Em 2013, a Eletrobrás sofreu um grande revés em suas finanças e capacidade de investimentos, quando as suas usinas hidrelétricas tiveram seus contratos de concessão renovados sob regime de cotas, como consequência dos dispositivos da MP 579, que implantou medidas do governo para baixar as tarifas de eletricidade. Como se sabe, esta MP não somente representou uma intervenção desastrada no setor elétrico como também levou ao tarifaço em 2015, onerando todos os consumidores de energia no país.
Em 2021, o Senado Federal tem em suas mãos a responsabilidade de avaliar as alterações propostas pela Câmara e decidir o futuro de um dos maiores ativos estatais atualmente em operação no Brasil.
Há praticamente um raro consenso no setor, que abrange todos os segmentos de negócios e os grandes consumidores de energia, contrário a estas alterações e ao texto que está em análise e debate no Senado.

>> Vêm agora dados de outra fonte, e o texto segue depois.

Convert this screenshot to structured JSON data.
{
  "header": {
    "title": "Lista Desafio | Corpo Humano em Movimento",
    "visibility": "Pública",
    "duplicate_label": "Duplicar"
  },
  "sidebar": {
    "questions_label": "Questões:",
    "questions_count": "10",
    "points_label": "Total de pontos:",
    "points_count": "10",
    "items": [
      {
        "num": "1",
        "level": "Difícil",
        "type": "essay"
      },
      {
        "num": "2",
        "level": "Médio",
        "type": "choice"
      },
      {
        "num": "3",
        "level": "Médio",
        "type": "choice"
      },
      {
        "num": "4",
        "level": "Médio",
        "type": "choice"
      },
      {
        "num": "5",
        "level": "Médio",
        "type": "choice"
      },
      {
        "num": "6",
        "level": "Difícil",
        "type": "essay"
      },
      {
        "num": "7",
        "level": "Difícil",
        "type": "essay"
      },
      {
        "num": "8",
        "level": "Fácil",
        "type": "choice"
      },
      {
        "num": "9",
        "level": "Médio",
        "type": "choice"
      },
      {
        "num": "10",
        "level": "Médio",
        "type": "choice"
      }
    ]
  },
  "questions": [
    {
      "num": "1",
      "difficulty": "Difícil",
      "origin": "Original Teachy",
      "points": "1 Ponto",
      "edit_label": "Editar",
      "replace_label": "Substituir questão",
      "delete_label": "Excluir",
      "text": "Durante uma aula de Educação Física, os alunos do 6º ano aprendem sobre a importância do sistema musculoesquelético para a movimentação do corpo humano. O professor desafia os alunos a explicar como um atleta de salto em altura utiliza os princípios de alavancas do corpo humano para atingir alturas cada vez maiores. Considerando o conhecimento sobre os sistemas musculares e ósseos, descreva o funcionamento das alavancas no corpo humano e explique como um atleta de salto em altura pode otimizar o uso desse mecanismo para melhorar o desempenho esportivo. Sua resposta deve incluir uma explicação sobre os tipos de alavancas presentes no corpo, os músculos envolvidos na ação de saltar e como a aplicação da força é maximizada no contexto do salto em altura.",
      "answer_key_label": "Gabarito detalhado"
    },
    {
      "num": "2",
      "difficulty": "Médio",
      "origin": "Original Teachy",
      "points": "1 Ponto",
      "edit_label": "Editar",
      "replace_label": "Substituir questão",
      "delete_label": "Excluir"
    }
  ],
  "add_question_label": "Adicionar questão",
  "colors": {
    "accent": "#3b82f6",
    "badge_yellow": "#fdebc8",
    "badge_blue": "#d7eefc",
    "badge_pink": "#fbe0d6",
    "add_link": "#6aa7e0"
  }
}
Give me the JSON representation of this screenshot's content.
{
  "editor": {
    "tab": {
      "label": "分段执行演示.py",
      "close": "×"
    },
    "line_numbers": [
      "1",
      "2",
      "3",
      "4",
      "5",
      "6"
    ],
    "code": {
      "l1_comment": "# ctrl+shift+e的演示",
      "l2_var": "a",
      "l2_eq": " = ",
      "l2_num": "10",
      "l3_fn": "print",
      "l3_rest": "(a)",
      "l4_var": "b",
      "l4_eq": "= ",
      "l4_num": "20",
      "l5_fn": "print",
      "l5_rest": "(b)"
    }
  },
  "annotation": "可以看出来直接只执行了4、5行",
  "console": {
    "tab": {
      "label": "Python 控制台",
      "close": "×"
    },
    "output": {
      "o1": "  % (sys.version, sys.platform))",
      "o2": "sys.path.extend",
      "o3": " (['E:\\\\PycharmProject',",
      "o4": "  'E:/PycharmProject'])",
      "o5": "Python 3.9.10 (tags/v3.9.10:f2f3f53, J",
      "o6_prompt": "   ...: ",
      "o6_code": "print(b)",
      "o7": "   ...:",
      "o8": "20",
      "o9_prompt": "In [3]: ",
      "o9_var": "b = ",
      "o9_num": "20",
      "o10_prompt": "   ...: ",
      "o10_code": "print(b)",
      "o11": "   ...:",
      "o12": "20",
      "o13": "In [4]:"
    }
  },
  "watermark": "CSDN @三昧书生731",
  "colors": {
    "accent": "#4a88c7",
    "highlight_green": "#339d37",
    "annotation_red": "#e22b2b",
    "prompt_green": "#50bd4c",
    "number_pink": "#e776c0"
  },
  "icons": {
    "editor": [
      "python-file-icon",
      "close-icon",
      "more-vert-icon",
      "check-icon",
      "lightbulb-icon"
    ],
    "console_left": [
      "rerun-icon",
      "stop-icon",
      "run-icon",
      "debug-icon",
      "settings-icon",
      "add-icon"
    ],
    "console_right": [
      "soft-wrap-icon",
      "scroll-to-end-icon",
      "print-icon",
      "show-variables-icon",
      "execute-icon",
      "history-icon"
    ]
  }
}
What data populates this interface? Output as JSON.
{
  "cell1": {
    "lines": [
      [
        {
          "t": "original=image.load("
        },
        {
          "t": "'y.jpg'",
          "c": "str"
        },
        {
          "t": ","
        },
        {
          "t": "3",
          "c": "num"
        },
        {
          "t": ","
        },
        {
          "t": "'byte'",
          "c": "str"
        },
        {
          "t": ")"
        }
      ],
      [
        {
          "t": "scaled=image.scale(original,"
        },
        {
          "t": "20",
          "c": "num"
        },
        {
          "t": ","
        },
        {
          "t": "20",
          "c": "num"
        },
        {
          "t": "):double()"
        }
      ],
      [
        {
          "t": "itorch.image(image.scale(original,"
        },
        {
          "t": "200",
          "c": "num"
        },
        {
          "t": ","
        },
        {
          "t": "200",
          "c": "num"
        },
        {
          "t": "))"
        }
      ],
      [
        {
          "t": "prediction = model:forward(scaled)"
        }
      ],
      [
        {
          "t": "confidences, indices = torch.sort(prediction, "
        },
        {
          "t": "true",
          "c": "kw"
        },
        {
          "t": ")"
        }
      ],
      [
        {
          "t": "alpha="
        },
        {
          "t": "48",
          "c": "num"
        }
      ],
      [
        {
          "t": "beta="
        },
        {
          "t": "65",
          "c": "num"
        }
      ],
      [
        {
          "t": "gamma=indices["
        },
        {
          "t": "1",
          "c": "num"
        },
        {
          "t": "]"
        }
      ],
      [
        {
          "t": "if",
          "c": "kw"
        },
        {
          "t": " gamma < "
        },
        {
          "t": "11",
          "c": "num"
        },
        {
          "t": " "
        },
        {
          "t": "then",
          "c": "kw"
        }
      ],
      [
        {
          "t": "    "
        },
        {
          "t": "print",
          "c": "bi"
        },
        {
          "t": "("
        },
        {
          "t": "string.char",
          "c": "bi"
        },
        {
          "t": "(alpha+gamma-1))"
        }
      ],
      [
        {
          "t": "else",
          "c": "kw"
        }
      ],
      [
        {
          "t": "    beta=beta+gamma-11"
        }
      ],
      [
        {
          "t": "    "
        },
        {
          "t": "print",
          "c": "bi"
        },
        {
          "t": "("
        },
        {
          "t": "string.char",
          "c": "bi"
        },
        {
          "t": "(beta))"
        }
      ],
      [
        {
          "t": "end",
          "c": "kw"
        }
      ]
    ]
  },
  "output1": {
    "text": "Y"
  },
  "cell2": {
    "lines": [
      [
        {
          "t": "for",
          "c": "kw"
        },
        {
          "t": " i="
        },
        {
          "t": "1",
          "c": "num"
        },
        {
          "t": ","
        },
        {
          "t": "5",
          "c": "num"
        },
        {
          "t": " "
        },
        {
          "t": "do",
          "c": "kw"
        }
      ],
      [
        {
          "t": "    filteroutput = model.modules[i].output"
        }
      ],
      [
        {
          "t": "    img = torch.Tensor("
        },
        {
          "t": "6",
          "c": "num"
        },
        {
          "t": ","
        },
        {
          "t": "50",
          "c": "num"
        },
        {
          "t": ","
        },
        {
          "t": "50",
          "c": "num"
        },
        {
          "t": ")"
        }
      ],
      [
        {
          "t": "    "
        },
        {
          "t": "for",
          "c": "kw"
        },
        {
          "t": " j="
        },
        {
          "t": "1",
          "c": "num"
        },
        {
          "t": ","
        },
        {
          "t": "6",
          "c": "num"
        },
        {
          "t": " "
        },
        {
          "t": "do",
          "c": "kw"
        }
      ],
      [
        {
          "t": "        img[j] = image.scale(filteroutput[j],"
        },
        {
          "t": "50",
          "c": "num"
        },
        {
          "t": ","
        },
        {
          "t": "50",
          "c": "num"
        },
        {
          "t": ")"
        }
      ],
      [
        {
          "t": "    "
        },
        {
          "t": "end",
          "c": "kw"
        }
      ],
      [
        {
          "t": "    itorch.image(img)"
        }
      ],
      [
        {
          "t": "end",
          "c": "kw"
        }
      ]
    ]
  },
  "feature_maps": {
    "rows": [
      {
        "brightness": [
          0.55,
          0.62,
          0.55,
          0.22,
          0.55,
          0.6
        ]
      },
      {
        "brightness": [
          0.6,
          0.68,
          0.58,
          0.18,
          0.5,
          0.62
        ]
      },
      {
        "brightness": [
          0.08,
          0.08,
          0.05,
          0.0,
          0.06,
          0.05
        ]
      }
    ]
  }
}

Tento enumerar a seguir, em forma itemizada e não exaustiva, alguns dos principais pontos de atenção na MP, com breves comentários para reflexão, e que sejam somados aos competentes argumentos já utilizados por agentes, consultores e associações representativas dos maiores segmentos de negócios do setor. São eles:
- A Eletrobrás é um ativo estratégico para o setor elétrico, mas este fato não deve ser motivo para que não seja privatizada. Os recursos para a expansão da oferta de energia atualmente feita através dos contratos nos leilões regulados ou através do mercado livre de energia são majoritariamente privados, e o governo deter o controle estatal da empresa somente levará a continuidade da queda de market-share no mercado, e na atual incapacidade de investimentos novos da empresa. Geração de energia com investimentos e gestão privados e regulação eficiente por parte do Estado, são suficientes para manter a competição e a eficiência do setor, sem viés ideológico de manter a empresa sob controle estatal;
- Ativos onde pode haver discussão sobre se devem ser privados, como Itaipu e Eletronuclear, permanecerão em uma empresa estatal;
- A obrigação de contratação de 6.000 MW de usinas termelétricas movidas a gás natural, previsto na MP, sem processo competitivo prévio, em locais onde não há gasodutos nem demanda suficiente para absorver esta geração, representa um retrocesso inaceitável nas regras de contratação de energia, que são competitivas e estão sendo aperfeiçoadas através de grande esforço das instituições e dos agentes ao longo dos últimos anos. Nem sequer servirão para o objetivo de substituir térmicas a óleo combustível e diesel, mais caras e poluente, pois o próprio governo prevê a realização dos leilões A-4 e A-5 de energia existentes, que ocorrerão em 2021, com o objetivo de contratar usinas a gás natural em processo competitivo para substituir as atuais usinas a óleo que estão com contratos de venda de energia finalizando em 2024 e 2025;
- A construção destas usinas levará ao absurdo de se construir gasodutos com investimentos milionários e na sequência construir linhas de transmissão com altos investimentos para escoar a energia gerada para os centros de consumo. Se concretizado, este fato certamente virará chacota internacional de como se faz para gastar mal os recursos aplicados, sem qualquer prioridade ou racionalidade econômica, em prejuízo dos consumidores finais de energia;
- Da mesma forma, a reserva de mercado para contratação de 2.000 MW de Pequenas Centrais Hidrelétricas – PCH, sem considerar competição com outras fontes, impactará as tarifas de forma desnecessária e inoportuna;
- Outra grande aberração é a tentativa de prorrogar os contratos do PROINFA por 20 anos. Este programa teve o louvável objetivo de incentivar fontes renováveis, que em 2002 quando foi idealizado, ainda não tinham competitividade perante as fontes tradicionais de geração. Assim, o governo contratou cerca de 3.000 MW proveniente de fontes eólicas, PCH e biomassa. Conforme informações disponibilizadas pela ANEEL, o PROINFA custará aos consumidores cerca de R$ 4 bilhões nas tarifas de energia somente em 2021, a um custo médio de R$ 361,07/MWh. Qual o motivo de prorrogar um programa que já cumpriu seu papel e que tem custos muito superiores aos atualmente obtidos em leilões regulados (o leilão de energia nova A-6 mais recente, realizado em 2019, resultou em um preço médio final de R$ 176,08/MWh, sendo que as fontes eólicas e solar foram negociadas com preços inferiores a R$ 100/MWh). Lembro também que tais fontes não precisam mais de subsídios nas tarifas, pois conseguem se competitivas, com a evolução tecnologia. Os subsídios nas tarifas de uso da rede que estas fontes possuem desaparecerão a partir de março de 2022 para novas outorgas, conforme prevê a Lei nº 14.120/2021.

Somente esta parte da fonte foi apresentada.